Орсель-старший отвесил мне легкий поклон, словно вновь сетовал на то, что нас прервал, однако неприятный осадок от разрушенного на глазах чуда вызвал у меня совсем не тот вежливый ответ, на который мог рассчитывать хозяин вечера.
— Это был красивый цветок.
Мужчина сразу понял, о чем веду речь.
— Прошу прощения, я развеял его ненароком. Но это лишь копия, Мариона, маленький мираж милого чуда, принадлежащего нашей семье. Не стоит огорчаться.
Не отреагировав на это извинение, я демонстративно удалилась ближе к окну, а сенатор еще раз задумчиво меня оглядел и махнул рукой прислужнику. Тот подбежал с проворством вышколенного слуги и поклонился. Орсель что-то приказал ему и, сделав пасс рукой, очертил вокруг его запястья ломаную линию, засветившуюся наподобие изогнутого браслета, которая мгновенно погасла. Слуга склонил голову и стремительно удалился, а сенатор, заметив, что я за ним наблюдаю, отвесил еще один полупоклон и неспешно ушел к другим гостям.
В самом конце вечера Орсель-старший поблагодарил нас всех за визит и добавил еще несколько фраз о том, какая это честь, что его дом посетило столько выдающихся людей. Благодарственные речи он окончил словами о желании подарить всем гостям приятные безделушки на память, и между нашими рядами тут же засновали проворные слуги. Мы с мамой широко открыли глаза, заметив, что те держат в руках подносы, полные золотых украшений. Фигурные слитки, броши, зажимы, запонки, браслеты и серьги подносились каждому, чтобы гость взял себе «безделушку, которая будет навевать хорошие воспоминания и прослужит еще немало лет ввиду своей прочности». Когда один из таких подносов оказался возле нас, сенатор лично подошел, чтобы с приятной улыбкой заверить пораженных родителей в том, какие это мелочи, ведь ему безумно приятно отметить подобным образом визит дорогих гостей.

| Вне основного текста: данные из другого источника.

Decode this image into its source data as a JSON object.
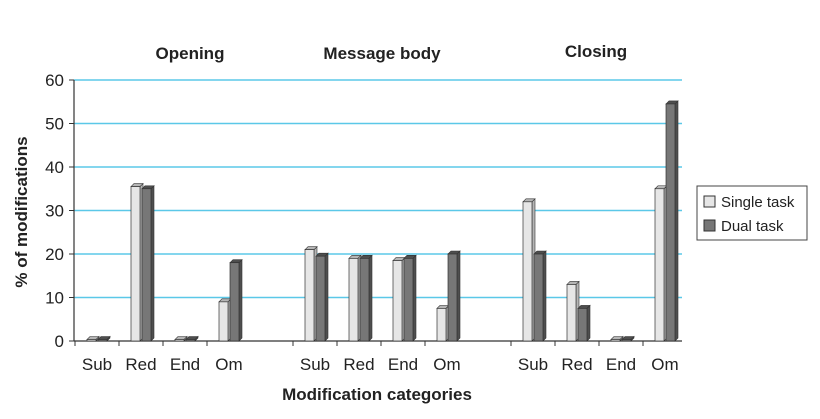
{
  "chart_data": {
    "type": "bar",
    "groups": [
      "Opening",
      "Message body",
      "Closing"
    ],
    "categories": [
      "Sub",
      "Red",
      "End",
      "Om"
    ],
    "series": [
      {
        "name": "Single task",
        "color": "#e6e6e6",
        "values": [
          [
            0,
            35.5,
            0,
            9
          ],
          [
            21,
            19,
            18.5,
            7.5
          ],
          [
            32,
            13,
            0,
            35
          ]
        ]
      },
      {
        "name": "Dual task",
        "color": "#777777",
        "values": [
          [
            0,
            35,
            0,
            18
          ],
          [
            19.5,
            19,
            19,
            20
          ],
          [
            20,
            7.5,
            0,
            54.5
          ]
        ]
      }
    ],
    "xlabel": "Modification categories",
    "ylabel": "% of modifications",
    "ylim": [
      0,
      60
    ],
    "yticks": [
      0,
      10,
      20,
      30,
      40,
      50,
      60
    ],
    "grid": true,
    "grid_color": "#5bc8e8",
    "legend_position": "right"
  }
}
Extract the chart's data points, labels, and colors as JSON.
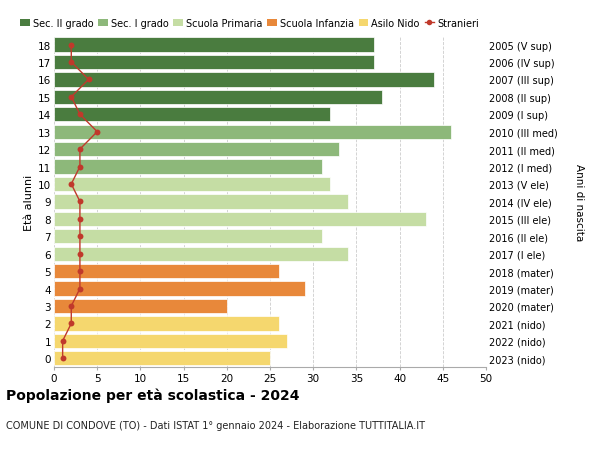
{
  "ages": [
    0,
    1,
    2,
    3,
    4,
    5,
    6,
    7,
    8,
    9,
    10,
    11,
    12,
    13,
    14,
    15,
    16,
    17,
    18
  ],
  "values": [
    25,
    27,
    26,
    20,
    29,
    26,
    34,
    31,
    43,
    34,
    32,
    31,
    33,
    46,
    32,
    38,
    44,
    37,
    37
  ],
  "stranieri": [
    1,
    1,
    2,
    2,
    3,
    3,
    3,
    3,
    3,
    3,
    2,
    3,
    3,
    5,
    3,
    2,
    4,
    2,
    2
  ],
  "right_labels": [
    "2023 (nido)",
    "2022 (nido)",
    "2021 (nido)",
    "2020 (mater)",
    "2019 (mater)",
    "2018 (mater)",
    "2017 (I ele)",
    "2016 (II ele)",
    "2015 (III ele)",
    "2014 (IV ele)",
    "2013 (V ele)",
    "2012 (I med)",
    "2011 (II med)",
    "2010 (III med)",
    "2009 (I sup)",
    "2008 (II sup)",
    "2007 (III sup)",
    "2006 (IV sup)",
    "2005 (V sup)"
  ],
  "bar_colors": [
    "#f5d76e",
    "#f5d76e",
    "#f5d76e",
    "#e8883a",
    "#e8883a",
    "#e8883a",
    "#c5dda4",
    "#c5dda4",
    "#c5dda4",
    "#c5dda4",
    "#c5dda4",
    "#8db87a",
    "#8db87a",
    "#8db87a",
    "#4a7c3f",
    "#4a7c3f",
    "#4a7c3f",
    "#4a7c3f",
    "#4a7c3f"
  ],
  "stranieri_color": "#c0392b",
  "title": "Popolazione per età scolastica - 2024",
  "subtitle": "COMUNE DI CONDOVE (TO) - Dati ISTAT 1° gennaio 2024 - Elaborazione TUTTITALIA.IT",
  "ylabel": "Età alunni",
  "right_ylabel": "Anni di nascita",
  "xlim": [
    0,
    50
  ],
  "background_color": "#ffffff",
  "grid_color": "#cccccc",
  "legend_colors": [
    "#4a7c3f",
    "#8db87a",
    "#c5dda4",
    "#e8883a",
    "#f5d76e"
  ],
  "legend_labels": [
    "Sec. II grado",
    "Sec. I grado",
    "Scuola Primaria",
    "Scuola Infanzia",
    "Asilo Nido"
  ]
}
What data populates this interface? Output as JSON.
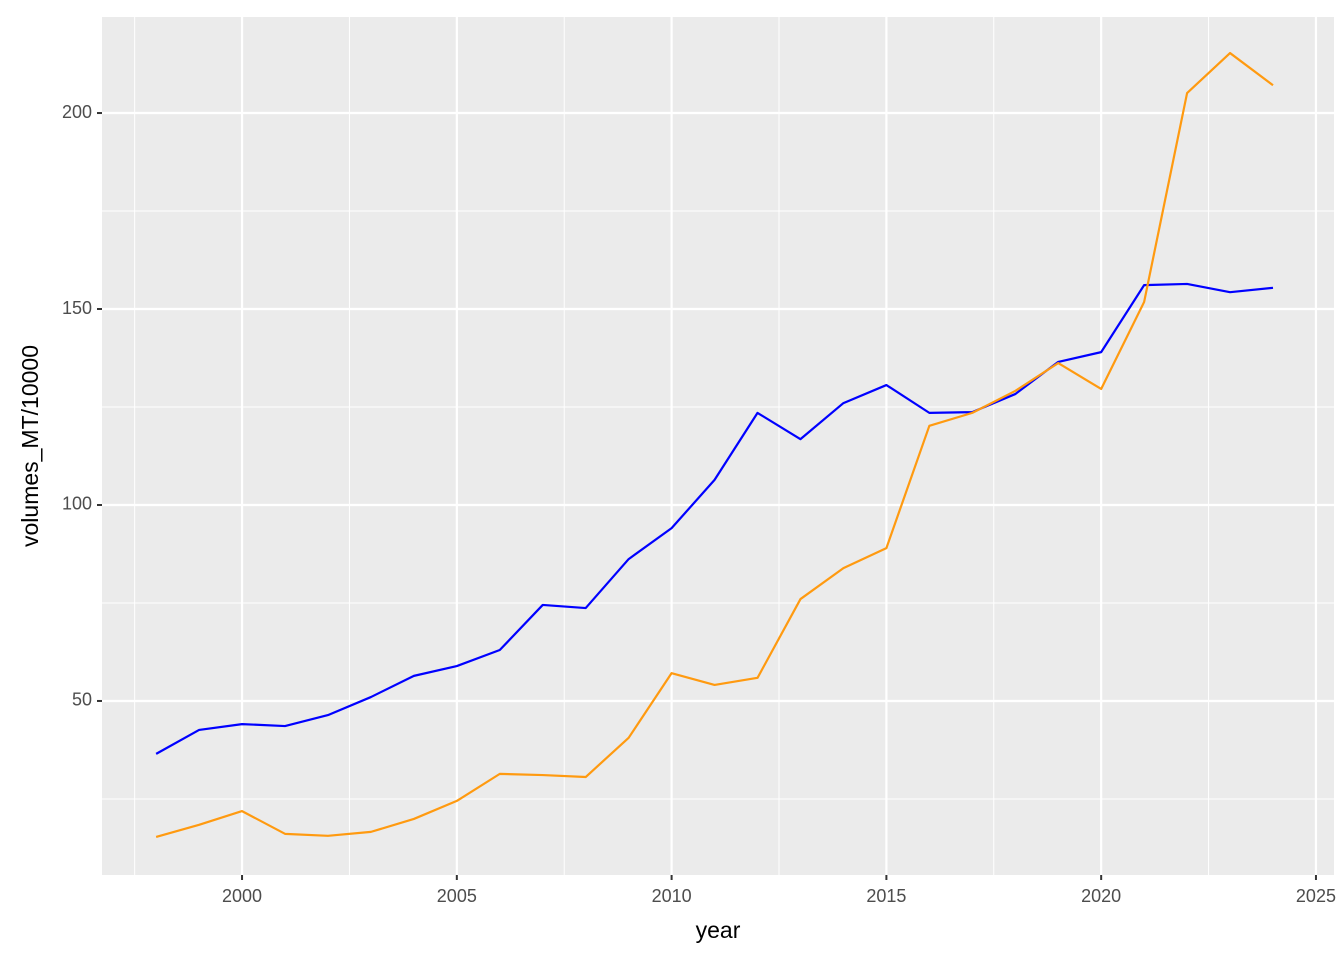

— Вы можете видеть на каждом изделии символику нашего рода. Все эти вещицы несут в себе небольшой позитивный заряд и способны поднять настроение в особо грустные моменты. Для вас, оснэ[11] Лориона, изумительно подошла бы эта брошь, как считаете?
Мама растерянно кивнула и позволила сенатору приколоть на ворот платья изящную золотую брошку в форме красивого цветка, показанного мне Арто.
— А вам, Мариона, идеально подойдет вот это колечко. Если желаете, конечно.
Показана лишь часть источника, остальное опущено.